If you also happen to know who Bill Everett was, then you’d have felt right at home at Baltimore Comic-Con.
Baltimore Comic-Con honors the heart of the comic book culture in a way that seems to be fading under the glare of the lights and mainstream media coverage at the larger “cons.” Which made it the perfect first con for our kids.
Watching my nine year old in the ballroom of the Baltimore Convention Center as he sat mesmerized, listening to Joel Hodgson recount the materials he used to build Tom Servo (a Leggs egg and a gumball machine, by the way) was priceless. The kid loves MST3K. Um, who doesn’t?
For this parent of daughters, the prodigious amount of Girl Power on display at this convention was reason enough to go back next year. From a fierce female Thor and her pal Miss America, to Marguerite Bennett, author of several story-lines in the DC Universe including: Batgirl, Lobo and Lois Lane, to the budding talent of Kate Allen who creates, writes and illustrates her own comics and graphic novels, the level of estrogen-laden awesome was immense and powerful.
Of course there were the typical conference staples: baubles, gadgets, gear, merch, on-site appraisals, and a phenomenal cosplay costume contest. Truly something for everyone – even things you never knew you wanted, but suddenly had to have!

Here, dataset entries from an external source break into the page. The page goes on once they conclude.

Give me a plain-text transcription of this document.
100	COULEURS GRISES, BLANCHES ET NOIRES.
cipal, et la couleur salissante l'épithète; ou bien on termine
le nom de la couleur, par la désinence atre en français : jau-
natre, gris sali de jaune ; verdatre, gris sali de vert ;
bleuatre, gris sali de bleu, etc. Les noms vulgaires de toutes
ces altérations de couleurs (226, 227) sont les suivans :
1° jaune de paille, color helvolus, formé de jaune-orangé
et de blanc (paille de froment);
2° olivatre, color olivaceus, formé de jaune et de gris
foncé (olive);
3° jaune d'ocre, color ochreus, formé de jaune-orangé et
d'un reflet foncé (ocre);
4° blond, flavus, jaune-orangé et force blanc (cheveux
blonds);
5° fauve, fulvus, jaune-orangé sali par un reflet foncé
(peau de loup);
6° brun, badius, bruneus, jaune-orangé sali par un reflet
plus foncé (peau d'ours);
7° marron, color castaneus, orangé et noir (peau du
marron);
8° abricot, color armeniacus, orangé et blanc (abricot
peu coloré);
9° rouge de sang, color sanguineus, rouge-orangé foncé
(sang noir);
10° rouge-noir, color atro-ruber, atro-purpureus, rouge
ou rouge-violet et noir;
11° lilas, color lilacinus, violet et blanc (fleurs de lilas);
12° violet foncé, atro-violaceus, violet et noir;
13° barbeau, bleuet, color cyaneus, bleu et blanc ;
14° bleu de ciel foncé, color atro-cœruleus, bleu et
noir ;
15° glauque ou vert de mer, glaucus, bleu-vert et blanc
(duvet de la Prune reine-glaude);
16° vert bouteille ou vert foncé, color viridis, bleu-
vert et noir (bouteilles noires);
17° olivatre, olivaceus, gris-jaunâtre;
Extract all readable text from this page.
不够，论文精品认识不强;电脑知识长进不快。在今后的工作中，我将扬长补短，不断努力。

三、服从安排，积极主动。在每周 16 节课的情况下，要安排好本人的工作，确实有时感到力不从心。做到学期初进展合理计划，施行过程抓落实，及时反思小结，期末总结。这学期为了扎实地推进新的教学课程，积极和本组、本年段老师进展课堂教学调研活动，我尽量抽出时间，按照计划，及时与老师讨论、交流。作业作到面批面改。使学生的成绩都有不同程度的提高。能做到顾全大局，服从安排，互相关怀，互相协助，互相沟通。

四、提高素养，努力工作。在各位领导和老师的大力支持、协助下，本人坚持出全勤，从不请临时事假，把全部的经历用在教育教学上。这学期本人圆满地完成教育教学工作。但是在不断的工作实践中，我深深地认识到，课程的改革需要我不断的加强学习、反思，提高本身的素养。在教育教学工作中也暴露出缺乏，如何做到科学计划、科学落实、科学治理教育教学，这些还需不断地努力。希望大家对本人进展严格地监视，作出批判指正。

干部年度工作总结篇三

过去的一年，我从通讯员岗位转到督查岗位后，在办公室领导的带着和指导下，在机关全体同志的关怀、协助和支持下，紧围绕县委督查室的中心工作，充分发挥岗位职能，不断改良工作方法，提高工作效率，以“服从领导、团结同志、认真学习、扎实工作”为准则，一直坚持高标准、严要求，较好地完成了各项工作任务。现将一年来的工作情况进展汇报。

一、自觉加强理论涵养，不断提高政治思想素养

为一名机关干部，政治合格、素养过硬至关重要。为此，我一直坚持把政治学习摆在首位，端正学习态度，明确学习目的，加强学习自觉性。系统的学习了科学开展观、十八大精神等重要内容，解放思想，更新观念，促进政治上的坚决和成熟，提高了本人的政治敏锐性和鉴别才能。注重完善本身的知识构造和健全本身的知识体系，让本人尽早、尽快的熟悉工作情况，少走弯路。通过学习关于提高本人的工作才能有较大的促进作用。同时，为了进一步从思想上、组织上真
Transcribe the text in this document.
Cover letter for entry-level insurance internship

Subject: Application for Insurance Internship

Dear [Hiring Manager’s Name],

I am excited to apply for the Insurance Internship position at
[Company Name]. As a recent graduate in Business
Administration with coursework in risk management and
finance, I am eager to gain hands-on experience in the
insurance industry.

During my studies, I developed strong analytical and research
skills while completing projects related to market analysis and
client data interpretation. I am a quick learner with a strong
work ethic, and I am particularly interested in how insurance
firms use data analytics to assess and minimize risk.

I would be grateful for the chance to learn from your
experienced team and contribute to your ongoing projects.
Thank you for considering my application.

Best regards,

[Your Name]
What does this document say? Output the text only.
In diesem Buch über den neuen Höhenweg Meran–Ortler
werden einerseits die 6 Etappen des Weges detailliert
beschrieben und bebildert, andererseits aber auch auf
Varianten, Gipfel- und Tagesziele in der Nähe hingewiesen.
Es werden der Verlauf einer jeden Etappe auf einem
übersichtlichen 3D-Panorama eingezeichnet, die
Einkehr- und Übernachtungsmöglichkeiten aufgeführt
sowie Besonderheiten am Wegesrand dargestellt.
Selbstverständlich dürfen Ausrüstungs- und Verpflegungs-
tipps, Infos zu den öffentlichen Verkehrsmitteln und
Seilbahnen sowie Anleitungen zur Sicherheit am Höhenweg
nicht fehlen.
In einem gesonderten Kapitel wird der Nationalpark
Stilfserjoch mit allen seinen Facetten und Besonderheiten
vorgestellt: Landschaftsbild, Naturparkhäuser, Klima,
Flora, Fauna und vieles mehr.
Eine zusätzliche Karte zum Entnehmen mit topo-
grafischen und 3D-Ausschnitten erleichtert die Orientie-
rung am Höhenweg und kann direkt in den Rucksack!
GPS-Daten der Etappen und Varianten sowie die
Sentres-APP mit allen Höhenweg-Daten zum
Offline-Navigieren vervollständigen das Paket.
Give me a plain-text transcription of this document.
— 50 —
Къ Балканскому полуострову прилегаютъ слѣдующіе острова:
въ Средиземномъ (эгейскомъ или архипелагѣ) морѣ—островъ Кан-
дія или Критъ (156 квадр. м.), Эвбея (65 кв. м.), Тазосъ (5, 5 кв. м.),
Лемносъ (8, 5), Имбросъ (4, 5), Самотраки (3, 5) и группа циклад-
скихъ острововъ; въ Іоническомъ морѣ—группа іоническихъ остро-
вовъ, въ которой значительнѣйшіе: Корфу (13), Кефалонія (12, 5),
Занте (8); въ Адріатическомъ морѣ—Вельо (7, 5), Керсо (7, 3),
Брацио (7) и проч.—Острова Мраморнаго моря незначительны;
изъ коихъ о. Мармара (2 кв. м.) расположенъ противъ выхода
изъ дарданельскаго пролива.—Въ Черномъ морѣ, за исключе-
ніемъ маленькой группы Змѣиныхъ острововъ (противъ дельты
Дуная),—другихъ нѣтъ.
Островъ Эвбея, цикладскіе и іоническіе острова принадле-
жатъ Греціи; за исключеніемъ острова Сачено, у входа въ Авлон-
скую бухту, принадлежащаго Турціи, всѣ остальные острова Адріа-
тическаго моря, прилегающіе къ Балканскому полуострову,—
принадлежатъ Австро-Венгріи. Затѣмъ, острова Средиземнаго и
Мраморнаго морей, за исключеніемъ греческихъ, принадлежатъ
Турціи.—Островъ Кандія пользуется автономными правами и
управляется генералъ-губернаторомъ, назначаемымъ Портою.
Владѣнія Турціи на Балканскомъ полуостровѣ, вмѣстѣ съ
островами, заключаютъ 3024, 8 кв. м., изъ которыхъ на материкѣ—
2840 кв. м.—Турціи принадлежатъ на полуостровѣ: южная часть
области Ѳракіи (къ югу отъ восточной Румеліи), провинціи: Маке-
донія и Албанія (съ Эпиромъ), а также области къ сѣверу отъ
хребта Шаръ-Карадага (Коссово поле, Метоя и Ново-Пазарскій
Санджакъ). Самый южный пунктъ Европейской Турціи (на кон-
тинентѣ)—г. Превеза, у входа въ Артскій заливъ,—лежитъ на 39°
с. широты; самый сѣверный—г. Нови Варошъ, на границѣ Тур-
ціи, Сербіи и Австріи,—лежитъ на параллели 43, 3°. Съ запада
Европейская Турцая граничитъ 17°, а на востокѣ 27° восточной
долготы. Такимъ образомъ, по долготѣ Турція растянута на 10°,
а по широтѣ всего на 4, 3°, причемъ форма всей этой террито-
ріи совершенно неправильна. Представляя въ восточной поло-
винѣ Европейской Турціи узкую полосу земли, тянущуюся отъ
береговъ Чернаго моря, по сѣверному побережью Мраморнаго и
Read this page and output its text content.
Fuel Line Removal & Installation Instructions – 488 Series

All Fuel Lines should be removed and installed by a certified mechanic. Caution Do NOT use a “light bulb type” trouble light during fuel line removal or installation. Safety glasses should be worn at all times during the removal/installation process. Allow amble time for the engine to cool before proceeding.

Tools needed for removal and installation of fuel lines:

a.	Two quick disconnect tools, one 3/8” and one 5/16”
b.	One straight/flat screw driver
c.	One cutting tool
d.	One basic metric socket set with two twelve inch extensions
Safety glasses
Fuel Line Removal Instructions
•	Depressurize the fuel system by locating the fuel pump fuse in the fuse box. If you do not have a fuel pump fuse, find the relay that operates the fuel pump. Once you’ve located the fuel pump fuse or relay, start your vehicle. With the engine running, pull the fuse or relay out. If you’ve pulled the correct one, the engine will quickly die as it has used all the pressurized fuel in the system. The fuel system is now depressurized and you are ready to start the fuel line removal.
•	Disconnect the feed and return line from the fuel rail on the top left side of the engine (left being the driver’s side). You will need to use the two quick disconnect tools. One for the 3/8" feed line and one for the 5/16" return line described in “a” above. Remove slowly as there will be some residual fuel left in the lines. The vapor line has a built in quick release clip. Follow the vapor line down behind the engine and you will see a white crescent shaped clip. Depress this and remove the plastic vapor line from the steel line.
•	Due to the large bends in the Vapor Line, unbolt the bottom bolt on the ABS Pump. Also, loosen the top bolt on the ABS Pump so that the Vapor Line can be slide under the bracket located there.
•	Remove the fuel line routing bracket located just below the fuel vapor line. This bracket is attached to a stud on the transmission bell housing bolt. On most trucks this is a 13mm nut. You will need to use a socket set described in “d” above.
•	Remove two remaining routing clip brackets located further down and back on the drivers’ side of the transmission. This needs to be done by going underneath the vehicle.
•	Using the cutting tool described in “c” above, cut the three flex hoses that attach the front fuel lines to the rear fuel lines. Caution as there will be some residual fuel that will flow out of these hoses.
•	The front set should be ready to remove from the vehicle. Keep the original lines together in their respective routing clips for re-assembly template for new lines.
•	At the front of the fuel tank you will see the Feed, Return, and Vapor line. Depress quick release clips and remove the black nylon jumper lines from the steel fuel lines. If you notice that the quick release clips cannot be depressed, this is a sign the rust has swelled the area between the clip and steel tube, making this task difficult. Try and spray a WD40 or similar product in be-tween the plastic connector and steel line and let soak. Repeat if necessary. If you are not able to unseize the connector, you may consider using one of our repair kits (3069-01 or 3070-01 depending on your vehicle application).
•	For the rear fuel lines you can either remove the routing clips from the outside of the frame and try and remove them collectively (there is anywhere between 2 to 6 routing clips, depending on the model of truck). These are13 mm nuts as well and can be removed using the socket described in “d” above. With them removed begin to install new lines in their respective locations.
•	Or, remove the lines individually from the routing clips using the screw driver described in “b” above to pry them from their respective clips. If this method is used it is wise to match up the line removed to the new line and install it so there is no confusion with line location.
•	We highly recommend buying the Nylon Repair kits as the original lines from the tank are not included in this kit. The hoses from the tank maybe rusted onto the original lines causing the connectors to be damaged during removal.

Don’t get me wrong, I’m all for an event where I can cozy up to Patrick Stewart (make it so – yes, please) or Benedict CumberDragon, but the community that begot huge conventions of Nerdom – like International Comic-Con San Diego (which was still relatively easy to get tickets to when I went back in back in ’94) – began at the roots. With the art, the artists, the storytellers.
The expo hall was packed with artists from nearly every fandom you can name. Daughters one and two are major Whovians. You think you know Dr. Who…? Not like they do! Getting to meet and enjoy a photo op with Kelley Yates was an epic moment. Taking home one of his Dr. Who illustrations –signed– was their own personal nirvana. Maryland’s own Frank Cho (Mighty Avengers, Hulk – Marvel Comics) did an unbelievable demo in which he created a veritable masterpiece for the live audience. Seeing the passion in the artists and getting a glimpse of how they bring a world to life illuminated my children with the reality of possibility…and that was the meat of the experience. The rest was great, but garnish.
Meeting illustrators and creators of original graphic novels, artists who’ve expanded universes that began decades ago…to me, THIS is the living, breathing heart of any Comic-Con. Keep the marquee names on the red carpet, let Bruckheimer promote his next movie on the talk-show circuit. Keep the “cons” about the artists, the creative cosplay of die hard fans, the amazing and world-changing creativity of the true nerds.
My advice? Plan your trip. Start designing your costume. Save your pennies for must have merch, sure…but know who created the fantasy world you like to visit. Follow the artists, and make a point to see them in action, in the flesh. Next year – go to Baltimore Comic-Con!